In Uncategorized on 12/05/2022 at 20:22

I’m a great fan of summary judgment (“summary J”). It’s a discovery device too seldom used. It gives discovery of your client’s case (how strong does her/his story look in cold print?). It gives a fast and cheap look at your adversary’s case (what’s their story? And it’s great for cross-examination if you get that far). And it gives discovery of the most important person in the case: the judge. What does the judge think is the most important fact in dispute in the case?

But summary J should never be wasted to try to avoid caselaw that is squarely against you. IRS does this in Gale E. Stephens & Anne M. Stephens, Docket No. 9920-21, filed 12/5/22.  Gale and Anne own a couple Sub Ss (hi, Judge Holmes) that design and sell custom air flow systems. I don’t know what those are, either. But each one is different, and Gale & Anne have to design each one, get customer approval and tweak to suit, sign a contract, and then get components fabricated by third parties. Then Gale & Anne build the system. Gale & Anne claim the cost of the fabricated parts are research expenditures and take Section 41 write-offs for wages of personnel and “panels, hinges, screws, nuts, valves, monitors, and ducts” used by third party manufacturers who build the components. Order, at p. 2. But only supplies, and not wages, are under the microscope here.

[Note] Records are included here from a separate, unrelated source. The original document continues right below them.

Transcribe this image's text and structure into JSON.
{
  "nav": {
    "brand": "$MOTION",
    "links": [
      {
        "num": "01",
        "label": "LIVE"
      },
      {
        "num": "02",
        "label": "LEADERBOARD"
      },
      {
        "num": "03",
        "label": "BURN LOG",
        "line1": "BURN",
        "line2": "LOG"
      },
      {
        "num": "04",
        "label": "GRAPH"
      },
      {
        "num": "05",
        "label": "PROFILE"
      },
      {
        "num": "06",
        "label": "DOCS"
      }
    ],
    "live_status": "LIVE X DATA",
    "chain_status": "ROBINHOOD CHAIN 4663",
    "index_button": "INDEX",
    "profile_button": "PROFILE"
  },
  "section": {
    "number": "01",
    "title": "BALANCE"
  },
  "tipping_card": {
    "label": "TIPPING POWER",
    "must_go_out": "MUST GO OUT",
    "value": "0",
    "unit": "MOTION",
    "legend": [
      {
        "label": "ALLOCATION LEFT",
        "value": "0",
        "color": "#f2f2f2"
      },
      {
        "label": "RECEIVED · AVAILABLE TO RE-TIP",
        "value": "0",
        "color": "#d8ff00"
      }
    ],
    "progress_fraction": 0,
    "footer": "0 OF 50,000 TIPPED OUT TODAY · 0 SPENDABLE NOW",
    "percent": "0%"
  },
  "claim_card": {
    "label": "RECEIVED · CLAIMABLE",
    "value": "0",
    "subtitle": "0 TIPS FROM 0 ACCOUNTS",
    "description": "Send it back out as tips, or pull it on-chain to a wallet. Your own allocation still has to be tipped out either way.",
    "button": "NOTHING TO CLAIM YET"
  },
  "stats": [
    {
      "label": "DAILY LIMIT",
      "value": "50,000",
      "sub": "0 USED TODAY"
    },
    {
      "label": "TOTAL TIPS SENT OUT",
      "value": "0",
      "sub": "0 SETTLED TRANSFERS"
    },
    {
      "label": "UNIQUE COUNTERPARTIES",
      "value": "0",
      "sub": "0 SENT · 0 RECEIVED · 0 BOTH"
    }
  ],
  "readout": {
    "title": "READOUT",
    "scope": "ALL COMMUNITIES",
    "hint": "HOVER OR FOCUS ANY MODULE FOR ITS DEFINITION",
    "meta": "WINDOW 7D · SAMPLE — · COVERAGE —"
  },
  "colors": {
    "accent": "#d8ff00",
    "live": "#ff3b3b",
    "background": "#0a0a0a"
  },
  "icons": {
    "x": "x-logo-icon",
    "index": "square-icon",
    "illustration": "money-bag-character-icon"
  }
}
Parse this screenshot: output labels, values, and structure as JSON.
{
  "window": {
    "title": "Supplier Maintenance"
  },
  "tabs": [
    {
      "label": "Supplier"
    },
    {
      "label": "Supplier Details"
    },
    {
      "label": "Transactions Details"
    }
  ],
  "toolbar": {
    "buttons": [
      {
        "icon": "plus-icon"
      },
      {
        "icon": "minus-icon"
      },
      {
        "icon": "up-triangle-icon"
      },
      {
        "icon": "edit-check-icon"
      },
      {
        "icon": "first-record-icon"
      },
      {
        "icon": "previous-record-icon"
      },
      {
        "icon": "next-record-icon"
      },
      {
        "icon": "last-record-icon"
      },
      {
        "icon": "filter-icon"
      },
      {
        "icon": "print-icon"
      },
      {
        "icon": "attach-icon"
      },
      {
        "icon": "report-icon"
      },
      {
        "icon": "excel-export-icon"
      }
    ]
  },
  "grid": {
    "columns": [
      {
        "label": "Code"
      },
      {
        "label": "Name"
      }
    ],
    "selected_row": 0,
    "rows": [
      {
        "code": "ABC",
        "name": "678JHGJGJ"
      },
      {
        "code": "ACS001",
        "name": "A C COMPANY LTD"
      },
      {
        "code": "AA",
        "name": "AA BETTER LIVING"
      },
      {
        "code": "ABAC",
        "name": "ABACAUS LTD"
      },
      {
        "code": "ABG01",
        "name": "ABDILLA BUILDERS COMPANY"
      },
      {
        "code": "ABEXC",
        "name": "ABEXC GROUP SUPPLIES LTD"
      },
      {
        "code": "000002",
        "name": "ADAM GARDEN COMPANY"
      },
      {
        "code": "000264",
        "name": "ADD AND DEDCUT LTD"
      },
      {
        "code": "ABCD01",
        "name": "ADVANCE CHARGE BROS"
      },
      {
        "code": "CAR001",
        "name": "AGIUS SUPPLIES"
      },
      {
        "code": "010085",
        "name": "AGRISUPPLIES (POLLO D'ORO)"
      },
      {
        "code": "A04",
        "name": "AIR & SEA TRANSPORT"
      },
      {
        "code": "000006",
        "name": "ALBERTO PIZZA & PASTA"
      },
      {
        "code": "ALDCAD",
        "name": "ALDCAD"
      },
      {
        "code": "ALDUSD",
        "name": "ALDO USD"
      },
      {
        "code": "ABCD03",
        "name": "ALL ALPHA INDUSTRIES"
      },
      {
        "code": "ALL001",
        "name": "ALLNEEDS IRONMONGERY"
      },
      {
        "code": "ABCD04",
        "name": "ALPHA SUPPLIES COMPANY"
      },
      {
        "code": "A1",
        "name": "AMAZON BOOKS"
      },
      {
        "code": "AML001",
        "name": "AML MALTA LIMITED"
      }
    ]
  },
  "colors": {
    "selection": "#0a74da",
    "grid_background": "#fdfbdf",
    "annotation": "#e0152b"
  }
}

IRS says these supplies “were purchased to build air flow systems that [Sub Ss] were contractually obligated to build,  they were purchased regardless of whether qualified research was being conducted.  Additionally, the Commissioner argues that because the supplies were not used in an investigative nature, and instead for the actual construction of products (i.e., the airflow systems) with the purpose of fulfilling contractual obligations, the section 174 test is not met.” Order, at p. 3.

Judge Ronald L. (“Ingenuity”) Buch finds caselaw that says the fact that the Sub Ss were contractually obligated to produce the systems doesn’t mean that research wasn’t involved. And the fact that the supplies went into a product that was sold to customers doesn’t disqualify the supplies as being purchased for research.

But Judge Buch makes it clear: “The fact that supplies were purchased for the purpose of constructing a final product for delivery to a customer does not preclude those supplies from being qualified research expenditures. Whether they are, in fact, qualified research expenditures is a question to be resolved at trial.” Order, at p. 7.

For some caselaw on what is and what isn’t, see my blogposts “Little Sandy Coal – No Credit,” 2/11/21, and “The Stretch,” 4/15/19, both involving cases Judge Buch cites.